Integrated risk score
Generalized linear model
A generalized linear model is a statistical framework used for modeling the relationship between a response variable (phenotype) and one or more explanatory variables (risk factors). It extends the concept of linear regression by allowing the response variable to have a non-normal distribution and heteroscedasticity.
The relationship between the response variable and the explanatory variables is described using a link function and probability distribution. We want to obtain this link function and the probability distribution for a model incorporating PRS values and clinical risk factors to quantify the relationship between the risk of disease and the factors affecting it. We then proceed to infer which risk factors have significant effects on the risk.
AIC stands for Akaike Information Criterion. It is used to measure the quality of a statistical model and takes into account both the model’s goodness of fit and its complexity. It is primarily used to compare different models and select the one that is the best balance of both these features. It is used to compare different GLMs with varying explanatory variables or link functions. The formula for AIC is:
$$ AIC = - 2log(L) + 2K $$
Here, L is the maximized likelihood of the model and k is the number of parameters in the model. The AIC value is calculated for each model, and the model with the lowest AIC is considered the best fit among the competing models.

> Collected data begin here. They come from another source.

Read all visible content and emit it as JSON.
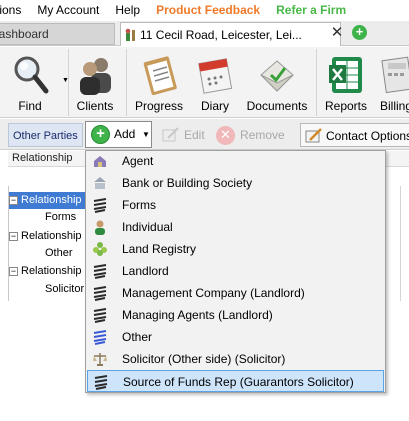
{
  "menu": {
    "items": [
      {
        "label": "tions"
      },
      {
        "label": "My Account"
      },
      {
        "label": "Help"
      },
      {
        "label": "Product Feedback"
      },
      {
        "label": "Refer a Firm"
      }
    ]
  },
  "tabs": {
    "dashboard": "Dashboard",
    "active": "11 Cecil Road, Leicester, Lei...",
    "close_glyph": "✕",
    "add_glyph": "+"
  },
  "ribbon": {
    "find": "Find",
    "clients": "Clients",
    "progress": "Progress",
    "diary": "Diary",
    "documents": "Documents",
    "reports": "Reports",
    "billing": "Billing"
  },
  "toolbar": {
    "title": "Other Parties",
    "add": "Add",
    "edit": "Edit",
    "remove": "Remove",
    "contact_options": "Contact Options"
  },
  "grid": {
    "column": "Relationship",
    "rows": [
      {
        "label": "Relationship",
        "child": "Forms"
      },
      {
        "label": "Relationship",
        "child": "Other"
      },
      {
        "label": "Relationship",
        "child": "Solicitor"
      }
    ]
  },
  "dropdown": {
    "items": [
      {
        "label": "Agent",
        "icon": "agent-icon"
      },
      {
        "label": "Bank or Building Society",
        "icon": "bank-icon"
      },
      {
        "label": "Forms",
        "icon": "forms-icon"
      },
      {
        "label": "Individual",
        "icon": "individual-icon"
      },
      {
        "label": "Land Registry",
        "icon": "land-registry-icon"
      },
      {
        "label": "Landlord",
        "icon": "landlord-icon"
      },
      {
        "label": "Management Company (Landlord)",
        "icon": "management-company-icon"
      },
      {
        "label": "Managing Agents (Landlord)",
        "icon": "managing-agents-icon"
      },
      {
        "label": "Other",
        "icon": "other-icon"
      },
      {
        "label": "Solicitor (Other side) (Solicitor)",
        "icon": "solicitor-icon"
      },
      {
        "label": "Source of Funds Rep (Guarantors Solicitor)",
        "icon": "source-of-funds-icon"
      }
    ],
    "highlighted_index": 10
  },
  "colors": {
    "feedback": "#f07a2a",
    "refer": "#48b848",
    "highlight": "#cde4fa",
    "selection": "#3f7bd3"
  }
}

The AIC can be used in GLMs to compare different models with different sets of explanatory variables or different link functions. By comparing the AIC values of different models, we can select the model that strikes the best balance between goodness of fit and complexity, thus aiding in model selection and inference.
Development and comparative analysis
Accurate risk prediction tools are developed using the derived PRS values and pre-processed phenotypic data, including clinical risk factors. These models are developed separately for PRS and clinical factors. Another integrated model incorporating both is developed.
The score follows the following formula:
$$ OR_{IRT} = OR_{PRS} * OR_{Clinical} $$
Here, OR refers to the odds ratio, which refers to the relationship between exposure and disease in a case-control study.
PRS-only and clinical models are evaluated against the integrated model to see whether the latter performs better than its stand-alone components using the AUC, R2, and NRI metrics. The model's performance is also assessed for the component ethnicities against a meta-analysis. Finally, the scripts will be integrated with an R Shiny app for public use and available via a webserver (only using public data).